Quick Detach() Question

ajbrock · March 15, 2017, 6:11pm

If I call detach() on a variable after calling backward(retain_variables=True) on a variable further along the graph, will that free the buffers of the graph that led to the detach()'d variable?

Example: net1 and net2 are modules, x is an input variable. I want to retain the state of net2 for processing later down the line, but I just want to accumulate gradients in net1 for the time being, no need to retain the graph.

out1 = net1(x)

out2 = net2(out1)

loss = some_loss_function(out2)

loss.backward(retain_variables=True)

out1.detach_()

Will this clear the buffers of net1?

Thanks,

Andy

albanD · March 15, 2017, 6:53pm

Hi,

From my understanding it won’t.
One way to do this (maybe not the best) would be to separate these in two graphs and backpropagate the second one with retain_variables and then backpropagate the first one without:

out1 = net1(x)

in2 = Variable(out1.data, requires_grad=True)
out2 = net2(in2)

loss = some_loss_function(out2)

loss.backward(retain_variables=True)
out1.backward(in2.grad.data)

# You can call loss.backward again here
# But not out1.backward !

ajbrock · March 15, 2017, 7:05pm

Hmm, assuming detach() doesn’t free the graph, your way makes a lot of sense, and I think I could wrap that up into this chunk of code neatly. Thanks!

Edit: a slightly more elegant way to do this (still following your same idea) might be to copy out1 to in2 with the out-of-place detach:

in2 = out1.detach()

I’ll try out both and report back.

alexis-jacq · March 15, 2017, 10:32pm

If in2 is detached, you can’t call loss.backward at all, since net2(in2) are not taken into account by the computation of the gradient.

When a variable is detached, the backward computations will not visit the branches that start from this variable (all the operations done on it).

So as @albanD suggested, you need to create a new graph (hence the new variable requiring a gradient) if you want to compute a gradient with respect to the new network (net2) independently on previous operation (net1).

apaszke · March 15, 2017, 11:10pm

Both detach() and detach_() will remove the reference to the creator, thus freeing the graph and buffers contained in it.

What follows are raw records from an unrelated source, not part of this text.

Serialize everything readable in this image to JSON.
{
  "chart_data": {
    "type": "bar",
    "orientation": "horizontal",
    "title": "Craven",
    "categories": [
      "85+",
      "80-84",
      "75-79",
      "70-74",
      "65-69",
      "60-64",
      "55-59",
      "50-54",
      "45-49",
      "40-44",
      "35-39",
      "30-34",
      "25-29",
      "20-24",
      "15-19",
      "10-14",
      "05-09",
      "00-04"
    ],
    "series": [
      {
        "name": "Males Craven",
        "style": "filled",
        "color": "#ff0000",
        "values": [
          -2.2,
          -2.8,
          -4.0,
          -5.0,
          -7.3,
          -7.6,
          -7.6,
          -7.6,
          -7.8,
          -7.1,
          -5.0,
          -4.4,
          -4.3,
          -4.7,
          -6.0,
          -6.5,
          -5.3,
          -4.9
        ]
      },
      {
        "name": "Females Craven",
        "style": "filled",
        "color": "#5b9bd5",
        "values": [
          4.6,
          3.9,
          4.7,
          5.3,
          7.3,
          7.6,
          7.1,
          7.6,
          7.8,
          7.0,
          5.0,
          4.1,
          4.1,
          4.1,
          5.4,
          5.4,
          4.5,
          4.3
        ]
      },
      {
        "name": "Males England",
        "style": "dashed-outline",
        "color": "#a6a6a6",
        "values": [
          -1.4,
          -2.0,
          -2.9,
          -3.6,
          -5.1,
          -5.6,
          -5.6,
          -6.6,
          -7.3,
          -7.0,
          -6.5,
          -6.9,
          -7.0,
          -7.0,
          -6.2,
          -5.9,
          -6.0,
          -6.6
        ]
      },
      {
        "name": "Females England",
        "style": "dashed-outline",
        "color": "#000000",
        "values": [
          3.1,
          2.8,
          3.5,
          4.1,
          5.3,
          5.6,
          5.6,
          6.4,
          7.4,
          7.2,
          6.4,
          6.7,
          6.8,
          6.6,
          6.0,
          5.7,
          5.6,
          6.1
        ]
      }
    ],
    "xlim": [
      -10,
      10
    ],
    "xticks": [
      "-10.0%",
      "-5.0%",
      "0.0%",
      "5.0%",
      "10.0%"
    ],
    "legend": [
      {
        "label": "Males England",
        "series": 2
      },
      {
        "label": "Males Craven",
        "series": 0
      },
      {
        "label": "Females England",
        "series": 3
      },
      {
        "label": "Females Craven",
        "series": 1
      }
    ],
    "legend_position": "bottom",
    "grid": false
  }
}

111319 · September 24, 2020, 4:14am

import torch
x = torch.randn(10, 5, requires_grad = True)
w = x * x
a = w*w

a.sum().backward()
print(x.grad.sum())

w = x * x
a = w * w
w.detach_()

a.sum().backward()
print(x.grad.sum())

in this case, the output is:

tensor(27.7943)
tensor(55.5887)

Why the second backward can backpropagate the gradient to x? detach_() is an in-place operator and the grad_fn of w is changed to None, So from my understanding, x will not receive the second gradient. Do I get something wrong?

albanD · September 24, 2020, 1:50pm

It is changing w inplace but it is not changing past use of it. So it still backprops fine because it was used before being detached.

111319 · September 25, 2020, 11:08am

Thanks for replay. But why sometimes inplace operator cause a error in backward and sometimes not?

albanD · September 25, 2020, 2:01pm

Which error do you sometimes see and sometimes not?

111319 · September 27, 2020, 8:37am

Ou, I mean there are some inplace operators will cause an error in backward, and some other operators will not. Back to the original question, is there a method that can detach a sub graph after a forward?

For example, there is a graph:
x -> a -> y -> loss
and I call the fast backward
loss -> y -> a -> x.
After that I call
y.backward(grad=some-grad)
and I only want to backward to a:
y -> a.

I know I can solve this by
x -> x.detach() -> a -> y -> loss
and backward the gradient to “a” manually in the fast backward. But is there a better method?

albanD · September 28, 2020, 9:51pm

No there isn’t I’m afraid. We don’t allow modifying the graph.

If you just want the backward between two given Tensors, you should use the grad_input = autograd.grad(output, input) API. This will only run backward between the given Tensors.